Auf die Frage »was sagen Ihre Kollegen dazu, dass Elon Twitter kaufe«, antwortete Murugesan: »Sie hassen es. Ich bin zumindest okay mit ihm. Aber einige meiner Kollegen sind super links, links, links. Sie sind der Meinung, dass dies deren letzter Tag sein werde, wenn das passiert.«
Es habe sich bereits viel bei Twitter geändert, seitdem Musk das Unternehmen kaufen will. »Wir sind um unsere Jobs besorgt.« Er habe immerhin angefangen zu arbeiten. Bisher galt der Grundsatz, man müsse sich wohlfühlen, und wenn man sich nicht wohlfühlt, dann nimmt man ein paar Tage frei.
Folge: »Die Leute haben sich monatelang freigenommen.« Murugesan: »Im letzten Quartal habe ich nur noch vier Stunden pro Woche gearbeitet. Und so funktioniert es in unserer Firma.«
Für ihn eine ideologische Ansicht: »Kapitalisten würden sagen: ‚Du musst versuchen, Gewinne zu machen, oder du bist raus.‘« Viele Leute würden in dieser Kultur nicht überleben.
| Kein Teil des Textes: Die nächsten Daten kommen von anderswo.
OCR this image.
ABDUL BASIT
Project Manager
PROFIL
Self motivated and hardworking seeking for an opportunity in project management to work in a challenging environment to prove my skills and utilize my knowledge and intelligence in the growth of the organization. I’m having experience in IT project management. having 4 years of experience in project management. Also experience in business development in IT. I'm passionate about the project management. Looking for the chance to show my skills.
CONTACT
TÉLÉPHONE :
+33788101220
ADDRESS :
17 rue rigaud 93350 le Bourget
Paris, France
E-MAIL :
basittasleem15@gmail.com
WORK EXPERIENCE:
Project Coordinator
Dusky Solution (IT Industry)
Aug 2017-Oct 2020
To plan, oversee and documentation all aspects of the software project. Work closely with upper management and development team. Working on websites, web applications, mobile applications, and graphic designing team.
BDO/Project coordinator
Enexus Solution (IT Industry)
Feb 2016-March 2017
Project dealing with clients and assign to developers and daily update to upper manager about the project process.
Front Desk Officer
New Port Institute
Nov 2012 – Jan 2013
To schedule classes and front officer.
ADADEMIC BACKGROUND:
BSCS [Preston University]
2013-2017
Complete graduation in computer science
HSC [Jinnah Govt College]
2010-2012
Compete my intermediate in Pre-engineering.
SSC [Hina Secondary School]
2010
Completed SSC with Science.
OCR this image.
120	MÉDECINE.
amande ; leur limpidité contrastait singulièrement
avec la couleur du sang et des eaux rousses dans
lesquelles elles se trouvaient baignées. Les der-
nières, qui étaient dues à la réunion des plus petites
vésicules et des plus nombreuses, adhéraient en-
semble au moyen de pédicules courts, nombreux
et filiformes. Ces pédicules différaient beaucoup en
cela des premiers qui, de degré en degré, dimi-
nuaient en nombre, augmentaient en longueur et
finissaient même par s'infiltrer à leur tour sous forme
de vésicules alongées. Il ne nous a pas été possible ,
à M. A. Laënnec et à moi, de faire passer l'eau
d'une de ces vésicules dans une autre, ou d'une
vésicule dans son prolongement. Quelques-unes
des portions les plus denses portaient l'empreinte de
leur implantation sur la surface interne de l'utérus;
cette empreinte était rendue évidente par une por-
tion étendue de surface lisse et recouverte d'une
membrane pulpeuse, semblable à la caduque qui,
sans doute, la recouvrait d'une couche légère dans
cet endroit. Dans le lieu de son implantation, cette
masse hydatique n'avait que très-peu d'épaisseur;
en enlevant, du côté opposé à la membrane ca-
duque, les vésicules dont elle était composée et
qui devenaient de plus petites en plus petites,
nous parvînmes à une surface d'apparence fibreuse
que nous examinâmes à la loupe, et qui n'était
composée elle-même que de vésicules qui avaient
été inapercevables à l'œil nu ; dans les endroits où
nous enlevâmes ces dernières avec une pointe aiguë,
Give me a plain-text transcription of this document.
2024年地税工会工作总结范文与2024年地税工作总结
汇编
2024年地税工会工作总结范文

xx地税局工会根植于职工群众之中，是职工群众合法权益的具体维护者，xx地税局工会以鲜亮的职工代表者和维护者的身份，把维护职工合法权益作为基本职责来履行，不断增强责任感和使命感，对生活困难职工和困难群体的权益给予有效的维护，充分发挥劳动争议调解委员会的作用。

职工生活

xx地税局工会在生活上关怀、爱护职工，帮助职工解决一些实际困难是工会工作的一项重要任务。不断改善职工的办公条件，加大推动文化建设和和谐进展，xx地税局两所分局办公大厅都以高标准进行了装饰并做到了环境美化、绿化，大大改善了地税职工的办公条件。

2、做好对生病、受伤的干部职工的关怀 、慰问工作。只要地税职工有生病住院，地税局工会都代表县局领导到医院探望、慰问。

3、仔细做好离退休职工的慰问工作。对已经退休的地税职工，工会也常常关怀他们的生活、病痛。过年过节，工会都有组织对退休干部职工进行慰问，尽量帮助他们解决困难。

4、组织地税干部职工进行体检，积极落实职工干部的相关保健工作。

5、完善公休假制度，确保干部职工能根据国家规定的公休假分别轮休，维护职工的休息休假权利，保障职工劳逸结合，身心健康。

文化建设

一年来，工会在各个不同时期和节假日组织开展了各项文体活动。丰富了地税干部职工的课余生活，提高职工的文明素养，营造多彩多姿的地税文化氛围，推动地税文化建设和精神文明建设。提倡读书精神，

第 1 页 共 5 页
»Wie würden Sie den Kommunismus innerhalb von Twitter beschreiben?« fragt »Project Veritas« Murugesan.
»Im Grunde kann jeder machen, was er will«, antwortet der. »Niemand kümmert sich wirklich um Betriebskosten wie die Kapitalisten. Die interessieren sich für Zahlen oder dafür, wie man das Unternehmen effizienter machen kann.«
Eine verblüffend profane Auffassung von Kommunismus, nichts mehr mit Überbau, gar materialistischer Dialektik. Kommunismus ist, wenn keiner mehr arbeiten will. Also gilt es, Kapitalisten zu bekämpfen.
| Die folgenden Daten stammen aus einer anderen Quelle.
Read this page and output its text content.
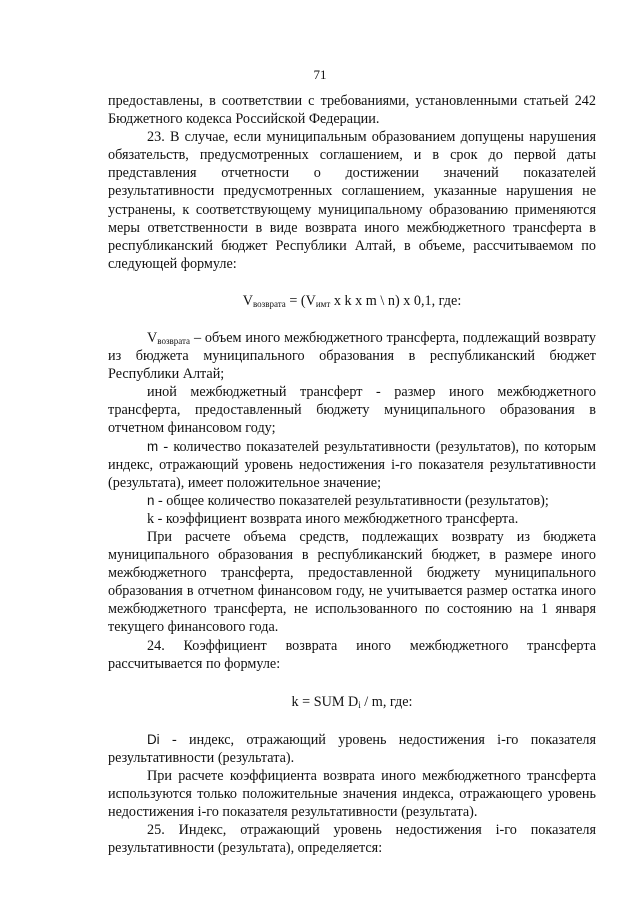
71

предоставлены, в соответствии с требованиями, установленными статьей 242 Бюджетного кодекса Российской Федерации.

23. В случае, если муниципальным образованием допущены нарушения обязательств, предусмотренных соглашением, и в срок до первой даты представления отчетности о достижении значений показателей результативности предусмотренных соглашением, указанные нарушения не устранены, к соответствующему муниципальному образованию применяются меры ответственности в виде возврата иного межбюджетного трансферта в республиканский бюджет Республики Алтай, в объеме, рассчитываемом по следующей формуле:

$V_{возврата} = (V_{имт}$ x k x m \ n) x 0,1, где:

$V_{возврата}$ – объем иного межбюджетного трансферта, подлежащий возврату из бюджета муниципального образования в республиканский бюджет Республики Алтай;

иной межбюджетный трансферт - размер иного межбюджетного трансферта, предоставленный бюджету муниципального образования в отчетном финансовом году;

m - количество показателей результативности (результатов), по которым индекс, отражающий уровень недостижения i-го показателя результативности (результата), имеет положительное значение;

n - общее количество показателей результативности (результатов);

k - коэффициент возврата иного межбюджетного трансферта.

При расчете объема средств, подлежащих возврату из бюджета муниципального образования в республиканский бюджет, в размере иного межбюджетного трансферта, предоставленной бюджету муниципального образования в отчетном финансовом году, не учитывается размер остатка иного межбюджетного трансферта, не использованного по состоянию на 1 января текущего финансового года.

24. Коэффициент возврата иного межбюджетного трансферта рассчитывается по формуле:

k = SUM $D_i$ / m, где:

Di - индекс, отражающий уровень недостижения i-го показателя результативности (результата).

При расчете коэффициента возврата иного межбюджетного трансферта используются только положительные значения индекса, отражающего уровень недостижения i-го показателя результативности (результата).

25. Индекс, отражающий уровень недостижения i-го показателя результативности (результата), определяется:
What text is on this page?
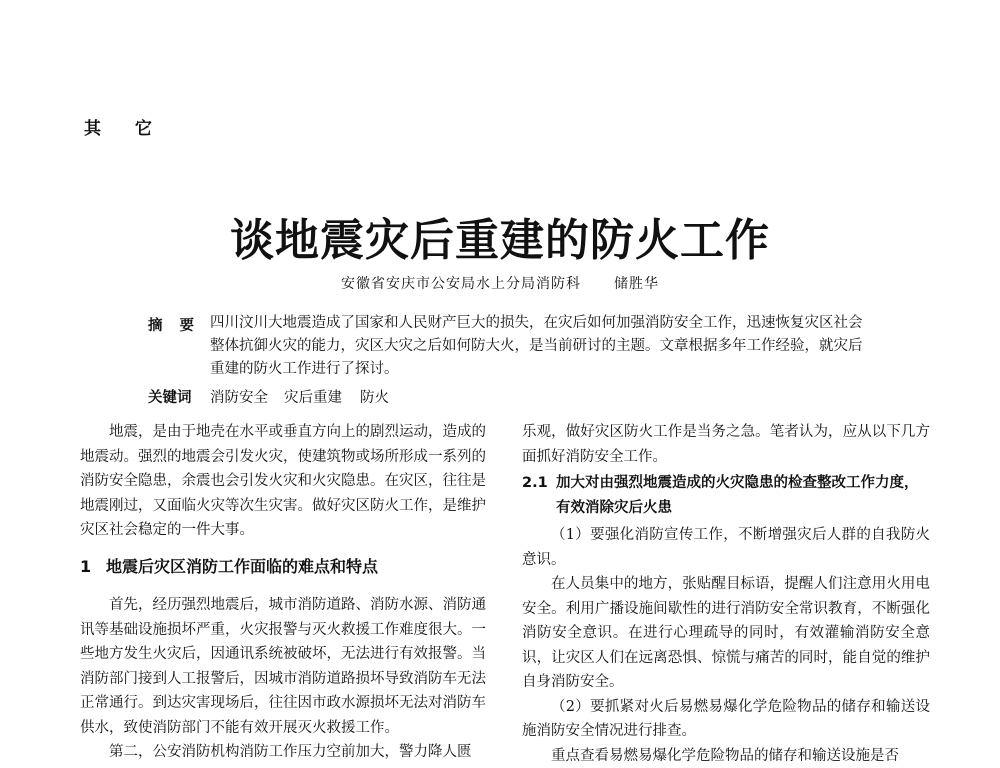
其 它
谈地震灾后重建的防火工作
安徽省安庆市公安局水上分局消防科 储胜华
摘 要 四川汶川大地震造成了国家和人民财产巨大的损失，在灾后如何加强消防安全工作，迅速恢复灾区社会整体抗御火灾的能力，灾区大灾之后如何防大火，是当前研讨的主题。文章根据多年工作经验，就灾后重建的防火工作进行了探讨。
关键词 消防安全 灾后重建 防火

地震，是由于地壳在水平或垂直方向上的剧烈运动，造成的地震动。强烈的地震会引发火灾，使建筑物或场所形成一系列的消防安全隐患，余震也会引发火灾和火灾隐患。在灾区，往往是地震刚过，又面临火灾等次生灾害。做好灾区防火工作，是维护灾区社会稳定的一件大事。

1 地震后灾区消防工作面临的难点和特点

首先，经历强烈地震后，城市消防道路、消防水源、消防通讯等基础设施损坏严重，火灾报警与灭火救援工作难度很大。一些地方发生火灾后，因通讯系统被破坏，无法进行有效报警。当消防部门接到人工报警后，因城市消防道路损坏导致消防车无法正常通行。到达灾害现场后，往往因市政水源损坏无法对消防车供水，致使消防部门不能有效开展灭火救援工作。

第二，公安消防机构消防工作压力空前加大，警力降人匮

乐观，做好灾区防火工作是当务之急。笔者认为，应从以下几方面抓好消防安全工作。

2.1 加大对由强烈地震造成的火灾隐患的检查整改工作力度，有效消除灾后火患

（1）要强化消防宣传工作，不断增强灾后人群的自我防火意识。

在人员集中的地方，张贴醒目标语，提醒人们注意用火用电安全。利用广播设施间歇性的进行消防安全常识教育，不断强化消防安全意识。在进行心理疏导的同时，有效灌输消防安全意识，让灾区人们在远离恐惧、惊慌与痛苦的同时，能自觉的维护自身消防安全。

（2）要抓紧对火后易燃易爆化学危险物品的储存和输送设施消防安全情况进行排查。

重点查看易燃易爆化学危险物品的储存和输送设施是否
Dazu gehört auch, »Rechte« zu zensieren. Das haben sie getan bei Twitter. Murugesan: »Twitter glaubt nicht an die Meinungsfreiheit. Elon glaubt an die freie Meinungsäußerung. Er ist ein Kapitalist, und wir haben nicht wirklich wie Kapitalisten gehandelt, eher sehr sozialistisch.«
Er bekennt: »Wir sind alle wie verdammte Kommunisten – ideologisch gesehen.«
»Die Rechten würden sagen: ‚Bruder, es ist okay, etwas zu sagen, wir tolerieren es.‘ Die Linken werden sagen: ‚Nein, ich werde es nicht tolerieren. Ich brauche eine Zensur, sonst bin ich nicht mehr auf der Plattform.‘«
Murugesan bestätigt ganz offen politisch einseitige Twitter-Löschaktionen: »Die Rechten zensieren sie, die Linken nicht.« Bemerkenswerte Innenansichten, die letztlich sämtliche Kritik an dem Dienst bestätigen.
Jason Miller, CEO von GETTR, freut sich währenddessen über den Aufstieg seines Dienstes zu jener Social Media Plattform, die am schnellsten wächst. Er warnte übrigens, dass es selbst Musk nicht gelingen werde, Twitter wieder zu einer Plattform der Meinungsfreiheit zu machen. Dazu müsse fast die gesamte Truppe ausgewechselt werden.
Zu viele ehemalige Nutzer erinnern sich, verbannt worden zu sein. GETTR-Nutzer »Bullhead11« meint auf GETTR: »Ich persönlich werde nie wieder zu ‚Twister‘ zurückgehen, weil sie das mit der Wahrheit gemacht haben.«
Wie immer die Übernahmeschlacht ausgeht: Keinem gelang bisher so nachhaltig die Zerstörung der Glaubwürdigkeit von Twitter wie Musk verbunden mit erheblichem Kursverlust. Sollte die Übernahme scheitern, weil Twitter falsche Angaben gemacht hat, würde er eine Milliarde Dollar kassieren.
Der Mann ist tatsächlich in der Lage, selbst an gescheiterten Käufen zu verdienen. Als Nächstes muss er sich nur noch um Youtube kümmern.